[PATCH v1] drivers/base/node: consolidate node device subsystem initialization in node_dev_init()

David Hildenbrand david at redhat.com
Thu Feb 3 21:52:12 AEDT 2022


... and call node_dev_init() after memory_dev_init() from driver_init(),
so before any of the existing arch/subsys calls. All online nodes should
be known at that point: early during boot, arch code determines node and
zone ranges and sets the relevant nodes online; usually this happens in
setup_arch().

This is in line with memory_dev_init(), which initializes the memory
device subsystem and creates all memory block devices.

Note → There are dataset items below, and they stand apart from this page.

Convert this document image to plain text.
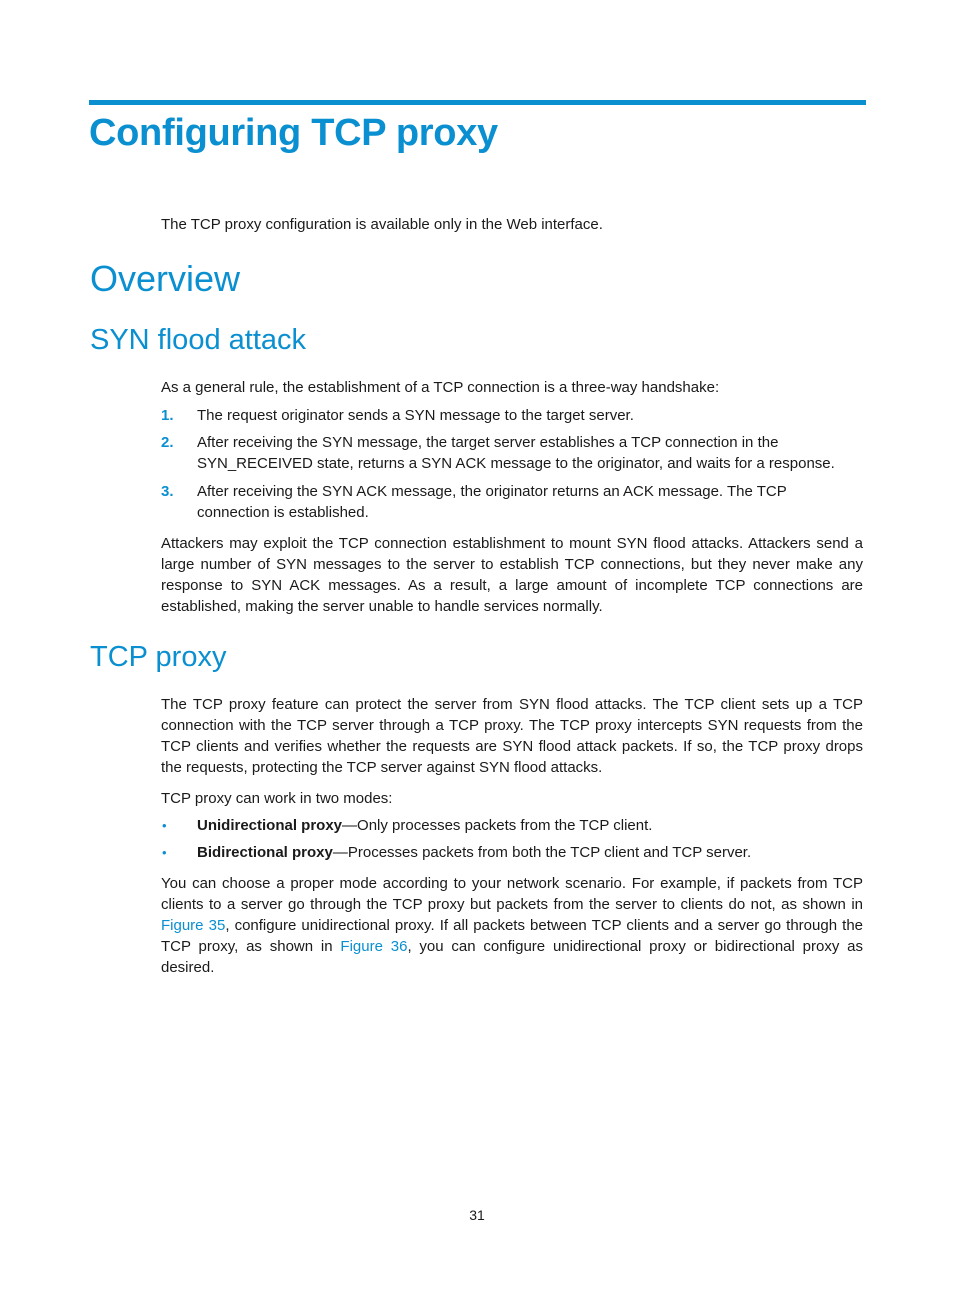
Configuring TCP proxy

The TCP proxy configuration is available only in the Web interface.

Overview
SYN flood attack

As a general rule, the establishment of a TCP connection is a three-way handshake:

1. The request originator sends a SYN message to the target server.
2. After receiving the SYN message, the target server establishes a TCP connection in the SYN_RECEIVED state, returns a SYN ACK message to the originator, and waits for a response.
3. After receiving the SYN ACK message, the originator returns an ACK message. The TCP connection is established.

Attackers may exploit the TCP connection establishment to mount SYN flood attacks. Attackers send a large number of SYN messages to the server to establish TCP connections, but they never make any response to SYN ACK messages. As a result, a large amount of incomplete TCP connections are established, making the server unable to handle services normally.

TCP proxy

The TCP proxy feature can protect the server from SYN flood attacks. The TCP client sets up a TCP connection with the TCP server through a TCP proxy. The TCP proxy intercepts SYN requests from the TCP clients and verifies whether the requests are SYN flood attack packets. If so, the TCP proxy drops the requests, protecting the TCP server against SYN flood attacks.

TCP proxy can work in two modes:

• Unidirectional proxy—Only processes packets from the TCP client.
• Bidirectional proxy—Processes packets from both the TCP client and TCP server.

You can choose a proper mode according to your network scenario. For example, if packets from TCP clients to a server go through the TCP proxy but packets from the server to clients do not, as shown in Figure 35, configure unidirectional proxy. If all packets between TCP clients and a server go through the TCP proxy, as shown in Figure 36, you can configure unidirectional proxy or bidirectional proxy as desired.

31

Similar to memory_dev_init(), panic() if anything goes wrong, we don't
want to continue with such basic initialization errors.

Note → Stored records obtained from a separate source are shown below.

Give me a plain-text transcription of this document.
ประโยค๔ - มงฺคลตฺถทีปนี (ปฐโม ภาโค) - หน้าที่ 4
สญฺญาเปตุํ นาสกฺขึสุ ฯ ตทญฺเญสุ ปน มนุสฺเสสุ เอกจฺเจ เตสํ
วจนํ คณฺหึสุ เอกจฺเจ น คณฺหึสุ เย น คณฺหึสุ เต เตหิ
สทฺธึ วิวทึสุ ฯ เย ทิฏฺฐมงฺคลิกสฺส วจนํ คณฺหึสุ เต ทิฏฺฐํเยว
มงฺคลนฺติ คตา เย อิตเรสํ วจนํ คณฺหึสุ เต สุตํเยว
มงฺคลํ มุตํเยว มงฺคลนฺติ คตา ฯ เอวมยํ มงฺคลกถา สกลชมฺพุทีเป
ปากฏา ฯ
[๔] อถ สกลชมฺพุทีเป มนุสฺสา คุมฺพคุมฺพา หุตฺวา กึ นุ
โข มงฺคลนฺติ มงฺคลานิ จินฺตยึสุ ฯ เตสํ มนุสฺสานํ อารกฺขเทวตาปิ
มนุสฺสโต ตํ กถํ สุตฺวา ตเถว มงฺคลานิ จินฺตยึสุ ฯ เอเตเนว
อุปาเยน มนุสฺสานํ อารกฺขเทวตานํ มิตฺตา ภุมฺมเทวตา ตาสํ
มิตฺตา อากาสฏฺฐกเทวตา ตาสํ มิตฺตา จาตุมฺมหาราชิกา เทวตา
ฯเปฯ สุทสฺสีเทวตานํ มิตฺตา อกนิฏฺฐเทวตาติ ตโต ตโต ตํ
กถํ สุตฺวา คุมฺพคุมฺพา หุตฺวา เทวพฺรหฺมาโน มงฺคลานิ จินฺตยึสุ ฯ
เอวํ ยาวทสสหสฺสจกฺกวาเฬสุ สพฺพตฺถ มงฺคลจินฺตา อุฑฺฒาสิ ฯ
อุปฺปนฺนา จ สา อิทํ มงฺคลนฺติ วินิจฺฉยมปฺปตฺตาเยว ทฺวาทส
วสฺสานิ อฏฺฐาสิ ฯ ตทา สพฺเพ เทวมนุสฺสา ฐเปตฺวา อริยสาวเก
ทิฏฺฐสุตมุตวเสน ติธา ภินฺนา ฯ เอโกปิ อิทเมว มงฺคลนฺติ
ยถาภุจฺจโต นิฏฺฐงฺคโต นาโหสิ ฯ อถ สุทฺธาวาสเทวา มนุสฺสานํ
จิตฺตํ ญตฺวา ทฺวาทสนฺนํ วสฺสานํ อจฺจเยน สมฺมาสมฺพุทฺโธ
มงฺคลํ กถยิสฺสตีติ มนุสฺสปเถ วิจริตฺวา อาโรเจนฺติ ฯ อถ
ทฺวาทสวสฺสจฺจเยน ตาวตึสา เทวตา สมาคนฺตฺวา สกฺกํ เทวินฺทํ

The important part is that node_dev_init() gets called after
memory_dev_init() and after cpu_dev_init(), but before any of the
relevant archs call register_cpu() to register the new cpu device under
the node device. The latter should be the case for the current users
of topology_init().

Reviewed-by: Oscar Salvador <osalvador at suse.de>
Tested-by: Anatoly Pugachev <matorola at gmail.com> (sparc64)
Cc: Andrew Morton <akpm at linux-foundation.org>
Cc: Greg Kroah-Hartman <gregkh at linuxfoundation.org>
Cc: Michal Hocko <mhocko at suse.com>
Cc: Oscar Salvador <osalvador at suse.de>
Cc: Mike Rapoport <rppt at kernel.org>
Cc: Catalin Marinas <catalin.marinas at arm.com>
Cc: Will Deacon <will at kernel.org>
Cc: Thomas Bogendoerfer <tsbogend at alpha.franken.de>
Cc: Michael Ellerman <mpe at ellerman.id.au>
Cc: Benjamin Herrenschmidt <benh at kernel.crashing.org>
Cc: Paul Mackerras <paulus at samba.org>
Cc: Paul Walmsley <paul.walmsley at sifive.com>
Cc: Palmer Dabbelt <palmer at dabbelt.com>
Cc: Albert Ou <aou at eecs.berkeley.edu>
Cc: Heiko Carstens <hca at linux.ibm.com>
Cc: Vasily Gorbik <gor at linux.ibm.com>
Cc: Yoshinori Sato <ysato at users.sourceforge.jp>
Cc: Rich Felker <dalias at libc.org>
Cc: "David S. Miller" <davem at davemloft.net>
Cc: Thomas Gleixner <tglx at linutronix.de>
Cc: Ingo Molnar <mingo at redhat.com>
Cc: Borislav Petkov <bp at alien8.de>
Cc: Dave Hansen <dave.hansen at linux.intel.com>
Cc: "Rafael J. Wysocki" <rafael at kernel.org>
Cc: x86 at kernel.org
Cc: linux-arm-kernel at lists.infradead.org
Cc: linux-kernel at vger.kernel.org
Cc: linux-ia64 at vger.kernel.org
Cc: linux-mips at vger.kernel.org
Cc: linuxppc-dev at lists.ozlabs.org
Cc: linux-riscv at lists.infradead.org
Cc: linux-s390 at vger.kernel.org
Cc: linux-sh at vger.kernel.org
Cc: sparclinux at vger.kernel.org
Cc: linux-mm at kvack.org
Signed-off-by: David Hildenbrand <david at redhat.com>
---

RFC v1 -> v1:
* Extended patch description slighly
* Tested on x86-64, s390x, ppc64 and aarch64
* Added Rb and Tested-by.

---
 arch/arm64/kernel/setup.c   |  3 ---
 arch/ia64/kernel/topology.c | 10 ----------
 arch/mips/kernel/topology.c |  5 -----
 arch/powerpc/kernel/sysfs.c | 17 -----------------
 arch/riscv/kernel/setup.c   |  3 ---
 arch/s390/kernel/numa.c     |  7 -------
 arch/sh/kernel/topology.c   |  5 -----
 arch/sparc/kernel/sysfs.c   | 12 ------------
 arch/x86/kernel/topology.c  |  5 -----
 drivers/base/init.c         |  1 +
 drivers/base/node.c         | 30 +++++++++++++++++-------------
 include/linux/node.h        |  4 ++++
 12 files changed, 22 insertions(+), 80 deletions(-)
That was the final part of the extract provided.